Фоня наш — ну Афанасий, или Толик-Рубеж, если по-нынешнему, — куда больше с Жекой общается, шебутные они оба. Чего это он…
— Говорит, проезжал неподалеку. Вышел на стоянке бензин залить, тут его и ножом…
— Насмерть? — ахнула я, забыв, что покойники так просто в гости не заявляются.
— Не очень… так, полоснули. Я ему шарфик взамен дала, у него весь в крови был.
— Так он что, к тебе за шарфиком заехал?
— Нет, ну что ты? Ему вероника нужна была, кровь остановить. У меня как раз еще оставалось, я ему целую горсть и отсыпала в карман. И компресс сразу сделала, чтобы приложить…
Мертвая ягода вероника глубокие раны не затягивает, только поверхностные. Хоть тридцать раз ее распарь, а проникающее ножевое не залечишь. Значит, не так уж серьезно все у Фони. Он же Охранник вроде как, ему по работе такое привычно. Тем более — сам приехал за лекарством, сам уехал. Ничего особенного, нам же это — как мирскому гриппом переболеть: неприятно, но не смертельно. И чего Марфа так нервничает? Впрочем, мне после таежного затишья все московские Сторожевые дергаными казались. Про людей я вообще не говорю.
— А Фоню твоя Анечка не испугалась?
— Да нет, она спала уже к тому моменту. Я ей чаю с медом дала, так она сразу…
— Зерничного чаю?
— Нет, простого, мятного. Он успокаивает.
— Так, может, и не посвящать тогда? Рано ей образовываться?
— Не знаю я, Лен. Не знаю. Как бы потом поздно не стало. Ты у Тимофея ведь была, да?
— Пятого вернулась.
— Как там? Спокойно?
— Как в банке с огурцами. Тоска и муть зеленая.
— Ну, тоска — это неважно, — отмахнулась Марфа новой чадящей впустую сигаретой. — Я вот думаю, может, нам с Анечкой уехать туда?
— Обновляться вздумала? Так ты же вроде недавно…
— Да не это, — поморщилась Марфа. — Ты не рожала, не поймешь… Страшно мне за нее.
— На пустом месте?
Марфа не ответила, да и я замолчала. У Марфы ведь был ребеночек однажды, от одного из наших. Мало пожил. Природа… Мне такого не понять, я надеюсь, никогда… Хотя ведь готова была… Хорошо, Семен удержал от глупостей.

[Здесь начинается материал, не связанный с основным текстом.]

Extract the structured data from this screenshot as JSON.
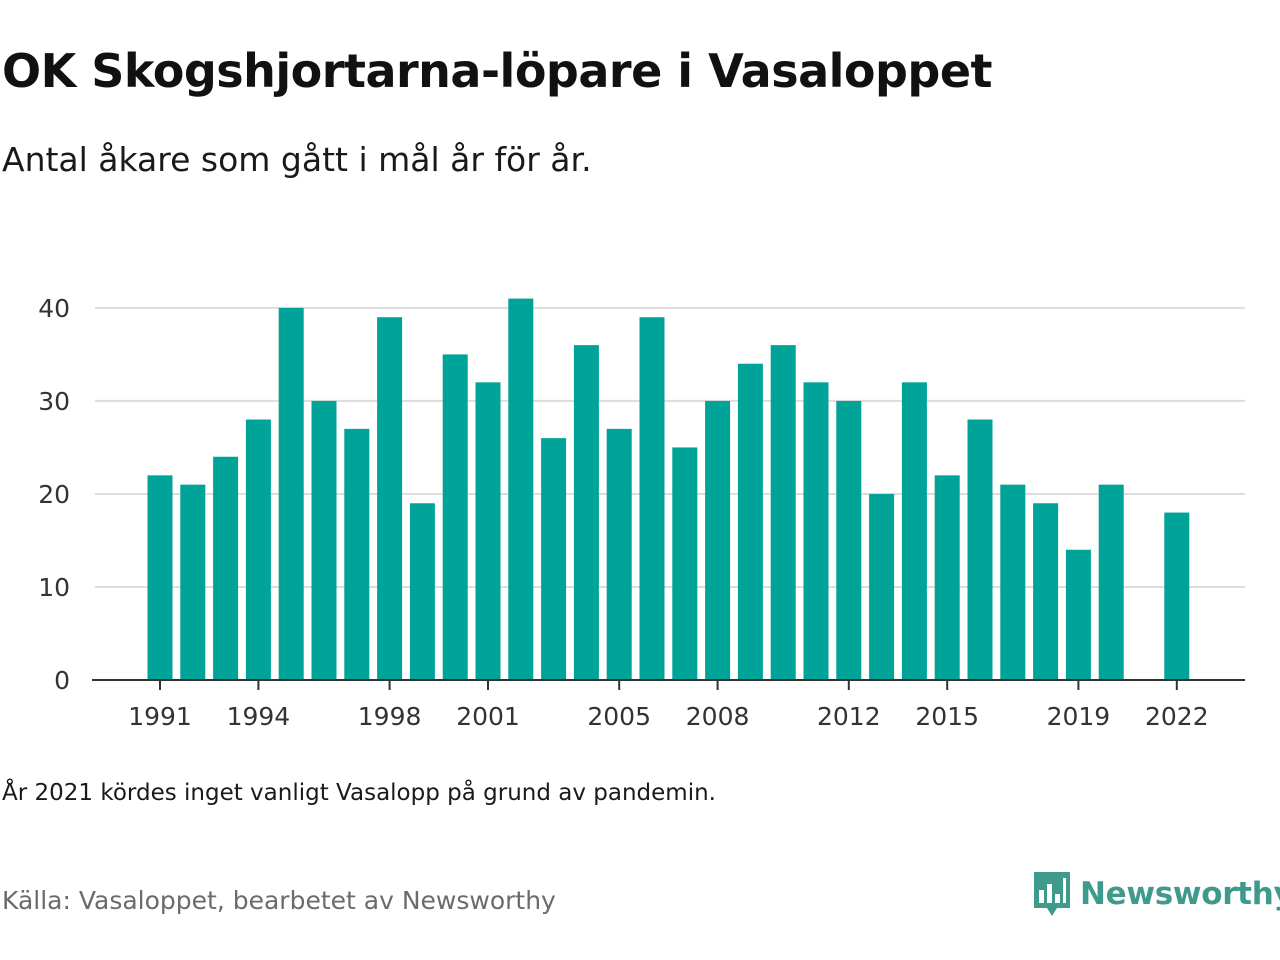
{
  "header": {
    "title": "OK Skogshjortarna-löpare i Vasaloppet",
    "subtitle": "Antal åkare som gått i mål år för år."
  },
  "chart_data": {
    "type": "bar",
    "categories": [
      1991,
      1992,
      1993,
      1994,
      1995,
      1996,
      1997,
      1998,
      1999,
      2000,
      2001,
      2002,
      2003,
      2004,
      2005,
      2006,
      2007,
      2008,
      2009,
      2010,
      2011,
      2012,
      2013,
      2014,
      2015,
      2016,
      2017,
      2018,
      2019,
      2020,
      2021,
      2022
    ],
    "values": [
      22,
      21,
      24,
      28,
      40,
      30,
      27,
      39,
      19,
      35,
      32,
      41,
      26,
      36,
      27,
      39,
      25,
      30,
      34,
      36,
      32,
      30,
      20,
      32,
      22,
      28,
      21,
      19,
      14,
      21,
      null,
      18
    ],
    "x_tick_labels": [
      "1991",
      "1994",
      "1998",
      "2001",
      "2005",
      "2008",
      "2012",
      "2015",
      "2019",
      "2022"
    ],
    "y_ticks": [
      "0",
      "10",
      "20",
      "30",
      "40"
    ],
    "ylim": [
      0,
      43
    ],
    "grid": true,
    "bar_color": "#00a398"
  },
  "footer": {
    "note": "År 2021 kördes inget vanligt Vasalopp på grund av pandemin.",
    "source": "Källa: Vasaloppet, bearbetet av Newsworthy",
    "brand": "Newsworthy",
    "brand_icon": "newsworthy-logo-icon",
    "brand_color": "#3f9a8e"
  }
}
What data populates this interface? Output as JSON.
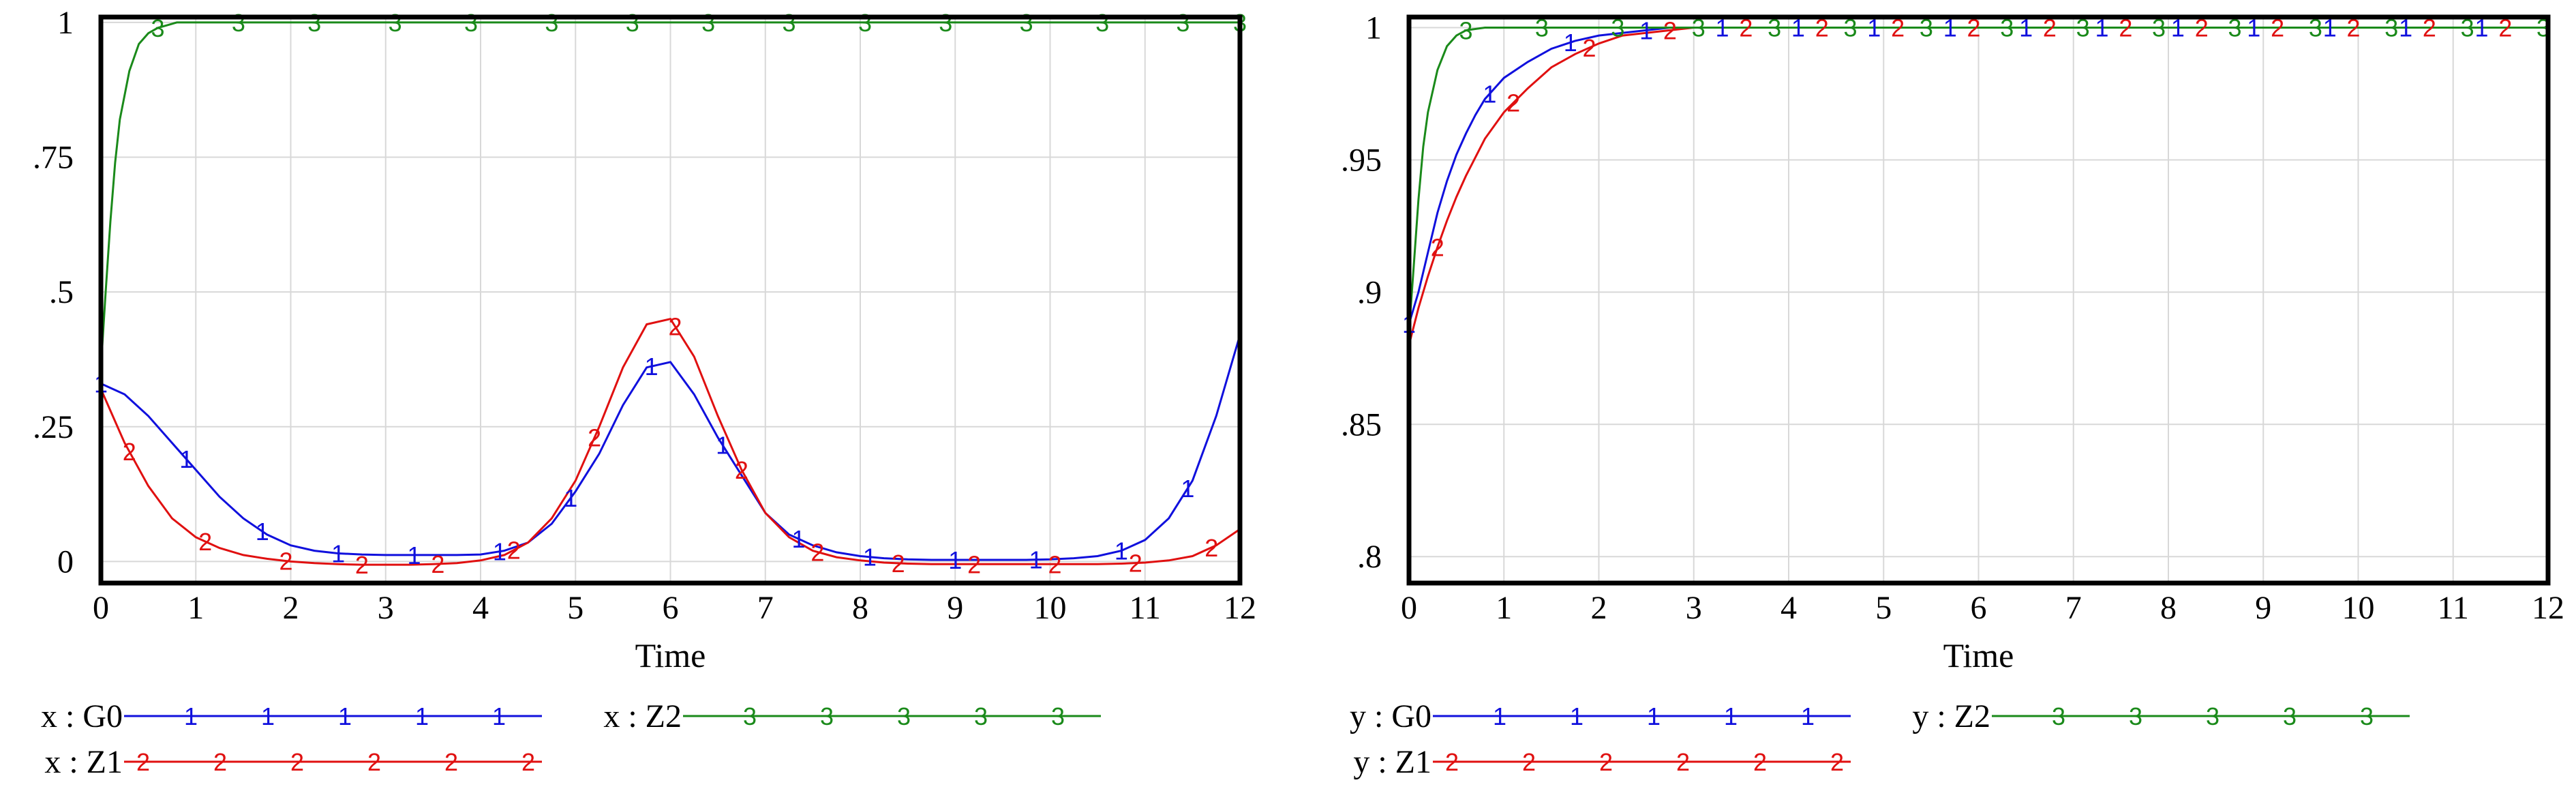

— Лен… — переменилась Марфа. — А можно я Аньке тебя покажу? Она тебя раньше видела уже, пусть удивится…
— Чему?
— Обновлению. Так-то она мне не поверит, если вдруг…
— Ну покажи, ладно. Вы бы правда заехали, что ли? Пусть она на крылаток посмотрит, это куда интереснее.
— И на крылаток, и на котов, — грустно кивнула Марфа. Потом на часики глянула, заспешила: — Лен, пошли, ты меня до вестибюля проводишь, там вроде аптечный киоск был… Тебе не надо?
А я даже и не знаю. Я так запасы трав толком и не проверила, не посмотрела, что Дорка израсходовала.
Аптечный киоск притулился внизу, под лестницей, у самого запасного выхода. Случайному посетителю опять же не разобрать. Да и товар на витрине выглядел неказисто: припыленные банки с травами — как в любой модной чайной лавке, тонюсенькие брошюрки навроде «Памятки садовода» и десяток-другой пузырьков — как с эфирными маслами для ванны. Так сразу и не поймешь, чем тут на самом деле торгуют.
В лишенный стекла проем была видна спина продавщицы в зеленой вязаной кофте. Слышно было, как шебуршат пестрые бумажные пакеты с живым товаром.
Марфа замерла у витрины: не то изучала цены, не то обдумывала сегодняшнее предприятие.